Some Proposed Goals
- Design a common non-proprietary data specification that is inclusive enough to allow data interchange.
- it would be highly useful to have a very lightweight and simple data format that it would be easy for lots of systems to output data in that format (or for data in other formats to be easily transformed into this format). Separate from considerations of what application(s) will be used to analyze that data or even what assumptions about the network as a whole will be applied to the analysis. Ideally it should also be accommodating of a wide range of theoretical positions and questions even about seemingly "fundamental" aspects (such as perhaps flexibility about what is/is not a node for analytical perspectives).
- multiple (dozens ... hundreds) node attribute variables
- multiple (dozens ... hundreds) link attribute variables
- extremely multiplex links
- missing data
- time data
- value labels
- really big (*huge* <-- PLEASE DEFINE) networks
- discrete or continuous transformations of single variables
- egocentric or complete networks
- inclusion of useful kitchen apliences
- can be translated / represented in relational db
- has a well defined process of extension to meet future
needs so it doesn't become immediately obsolete.

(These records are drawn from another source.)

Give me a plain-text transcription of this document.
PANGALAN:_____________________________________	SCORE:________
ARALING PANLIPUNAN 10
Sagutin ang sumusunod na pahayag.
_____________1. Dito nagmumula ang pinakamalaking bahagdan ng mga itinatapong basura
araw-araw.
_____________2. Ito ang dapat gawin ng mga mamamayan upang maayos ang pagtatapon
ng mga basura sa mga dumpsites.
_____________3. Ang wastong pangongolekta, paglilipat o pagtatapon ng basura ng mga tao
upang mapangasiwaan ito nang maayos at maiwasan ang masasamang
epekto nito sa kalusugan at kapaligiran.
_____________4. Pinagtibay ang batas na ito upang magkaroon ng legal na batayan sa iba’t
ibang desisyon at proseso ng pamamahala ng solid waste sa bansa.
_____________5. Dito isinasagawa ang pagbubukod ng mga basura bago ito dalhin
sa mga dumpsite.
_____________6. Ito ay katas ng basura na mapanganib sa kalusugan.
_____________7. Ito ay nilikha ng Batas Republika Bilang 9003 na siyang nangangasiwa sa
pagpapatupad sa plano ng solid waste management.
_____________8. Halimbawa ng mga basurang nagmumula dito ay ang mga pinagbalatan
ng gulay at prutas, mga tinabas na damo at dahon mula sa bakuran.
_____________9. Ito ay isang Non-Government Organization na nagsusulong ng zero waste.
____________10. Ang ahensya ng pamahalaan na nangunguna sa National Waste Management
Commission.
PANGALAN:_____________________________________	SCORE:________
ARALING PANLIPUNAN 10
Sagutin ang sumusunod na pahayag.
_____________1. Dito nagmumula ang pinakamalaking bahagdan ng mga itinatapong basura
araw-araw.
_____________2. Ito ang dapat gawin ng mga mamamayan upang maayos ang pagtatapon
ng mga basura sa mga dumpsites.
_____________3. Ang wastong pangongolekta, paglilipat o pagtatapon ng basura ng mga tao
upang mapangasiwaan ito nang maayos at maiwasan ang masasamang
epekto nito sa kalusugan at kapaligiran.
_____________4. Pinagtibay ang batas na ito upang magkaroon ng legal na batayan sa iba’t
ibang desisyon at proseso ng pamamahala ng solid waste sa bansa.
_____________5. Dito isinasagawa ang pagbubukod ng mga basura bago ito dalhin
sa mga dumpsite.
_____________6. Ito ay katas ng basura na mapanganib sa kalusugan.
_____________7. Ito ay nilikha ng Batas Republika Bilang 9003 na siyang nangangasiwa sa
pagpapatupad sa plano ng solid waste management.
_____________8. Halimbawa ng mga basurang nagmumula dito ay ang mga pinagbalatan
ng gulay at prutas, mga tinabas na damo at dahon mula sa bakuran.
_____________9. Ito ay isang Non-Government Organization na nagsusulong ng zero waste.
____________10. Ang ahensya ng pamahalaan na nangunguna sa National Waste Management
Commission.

- a clear group or team responsible for maintaining and updating specification
- Easy for a parser to ignore information it doesn't know how to read
Data Version Control
- Version control and merging datasets needs to be key to the effort. IF researchers A and B use data from public sources, say the USPTO database, and then repair the bad data, they essentially have 4 data sets (at least). The easier we can make comparing, merging and rolling back the more we will be able to build on each other's work, something that could be vastly improved.